Dans un grand pot ou donabe : verser le dashi (filtré chaud ~80°C). Ajouter shoyu, mirin, sake, sucre, sel — porter à frémissement. Goûter, ajuster (le bouillon doit être plus salé que pour boire seul, car les ingrédients absorberont). Disposer d'abord les daikon (en bas), puis konnyaku, œufs, atsuage, ganmodoki — éléments lourds qui mijotent longtemps.
Couvrir partiellement (otoshi-buta = couvercle qui tombe directement sur les ingrédients, pas sur le pot — pour cuisson plus uniforme). Frémir TRÈS doucement (60-70°C, juste des bulles) 90 min. Le daikon devient translucide, les œufs prennent la couleur ambrée du dashi-shoyu, les saveurs s'amalgament.
30 min avant la fin (à T-30) : ajouter chikuwa (3 min suffit, sinon devient caoutchouteux), satsuma-age, et hanpen 5 min avant service (le hanpen gonfle et flotte — mousseux délicat).
IDÉAL (mais optionnel) : éteindre le feu, couvrir, laisser reposer 12h au frigo. Le bouillon imprègne profondément les ingrédients. Réchauffer doucement avant service. C'est ainsi que les meilleurs oden-yataï (stands de rue) servent leur oden — chaque jour le bouillon enrichit, les nouveaux ingrédients ajoutés.

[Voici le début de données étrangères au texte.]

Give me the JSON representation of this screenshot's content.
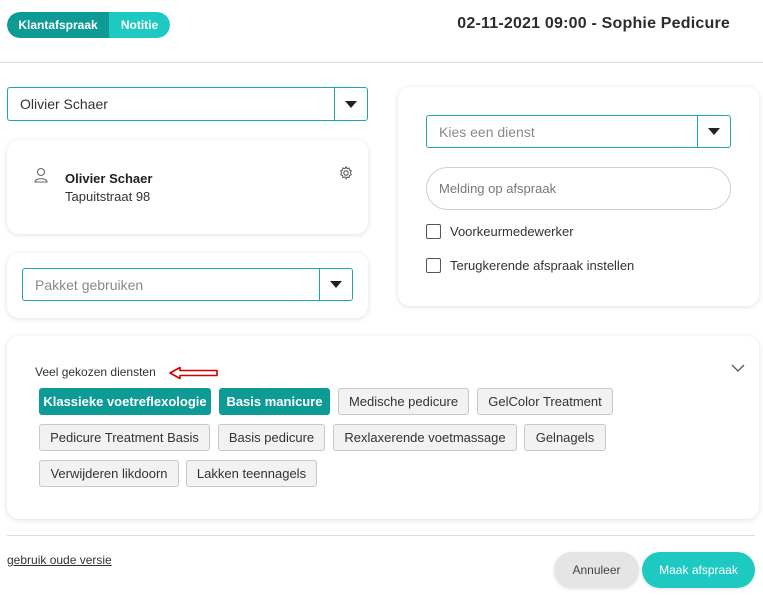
{
  "header": {
    "tabs": [
      {
        "label": "Klantafspraak",
        "active": true
      },
      {
        "label": "Notitie",
        "active": false
      }
    ],
    "title": "02-11-2021 09:00 - Sophie Pedicure"
  },
  "client": {
    "select_value": "Olivier Schaer",
    "name": "Olivier Schaer",
    "address": "Tapuitstraat 98"
  },
  "package": {
    "placeholder": "Pakket gebruiken"
  },
  "service": {
    "placeholder": "Kies een dienst",
    "note_placeholder": "Melding op afspraak",
    "checkboxes": [
      {
        "label": "Voorkeurmedewerker",
        "checked": false
      },
      {
        "label": "Terugkerende afspraak instellen",
        "checked": false
      }
    ]
  },
  "popular": {
    "label": "Veel gekozen diensten",
    "chips": [
      {
        "label": "Klassieke voetreflexologie",
        "active": true
      },
      {
        "label": "Basis manicure",
        "active": true
      },
      {
        "label": "Medische pedicure",
        "active": false
      },
      {
        "label": "GelColor Treatment",
        "active": false
      },
      {
        "label": "Pedicure Treatment Basis",
        "active": false
      },
      {
        "label": "Basis pedicure",
        "active": false
      },
      {
        "label": "Rexlaxerende voetmassage",
        "active": false
      },
      {
        "label": "Gelnagels",
        "active": false
      },
      {
        "label": "Verwijderen likdoorn",
        "active": false
      },
      {
        "label": "Lakken teennagels",
        "active": false
      }
    ]
  },
  "footer": {
    "old_version_link": "gebruik oude versie",
    "cancel_label": "Annuleer",
    "submit_label": "Maak afspraak"
  },
  "colors": {
    "accent": "#0e9a95",
    "accent_light": "#1ec9c2",
    "annotation_arrow": "#d00000"
  }
}
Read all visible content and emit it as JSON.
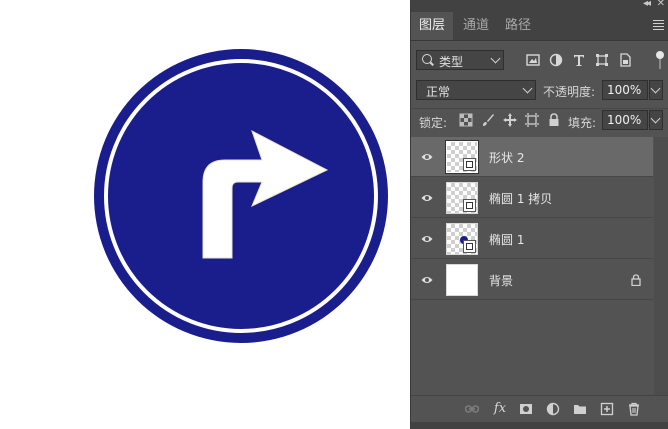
{
  "panel": {
    "tabs": [
      {
        "label": "图层",
        "active": true
      },
      {
        "label": "通道",
        "active": false
      },
      {
        "label": "路径",
        "active": false
      }
    ],
    "filter": {
      "kind_label": "类型"
    },
    "blend_mode": "正常",
    "opacity_label": "不透明度:",
    "opacity_value": "100%",
    "lock_label": "锁定:",
    "fill_label": "填充:",
    "fill_value": "100%",
    "layers": [
      {
        "name": "形状 2",
        "selected": true,
        "thumb": "transparent-shape"
      },
      {
        "name": "椭圆 1 拷贝",
        "selected": false,
        "thumb": "transparent-shape"
      },
      {
        "name": "椭圆 1",
        "selected": false,
        "thumb": "transparent-shape-dot"
      },
      {
        "name": "背景",
        "selected": false,
        "thumb": "white",
        "locked": true
      }
    ]
  },
  "canvas": {
    "sign_color": "#1a1e8c",
    "ring_color": "#ffffff",
    "arrow_color": "#ffffff"
  },
  "colors": {
    "panel_bg": "#535353",
    "tab_bar_bg": "#424242",
    "selected_row": "#696969"
  }
}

Dans chaque bol (donburi profond) : 1 louche du bouillon ambré + 1 daikon + 1 œuf + 1 morceau de konnyaku + 1-2 chikuwa + 1 hanpen + galettes au choix. Verser 2 louches de bouillon par-dessus. Saupoudrer ciboule asatsuki ciselée. Servir avec un ramequin de karashi (moutarde japonaise jaune) à part.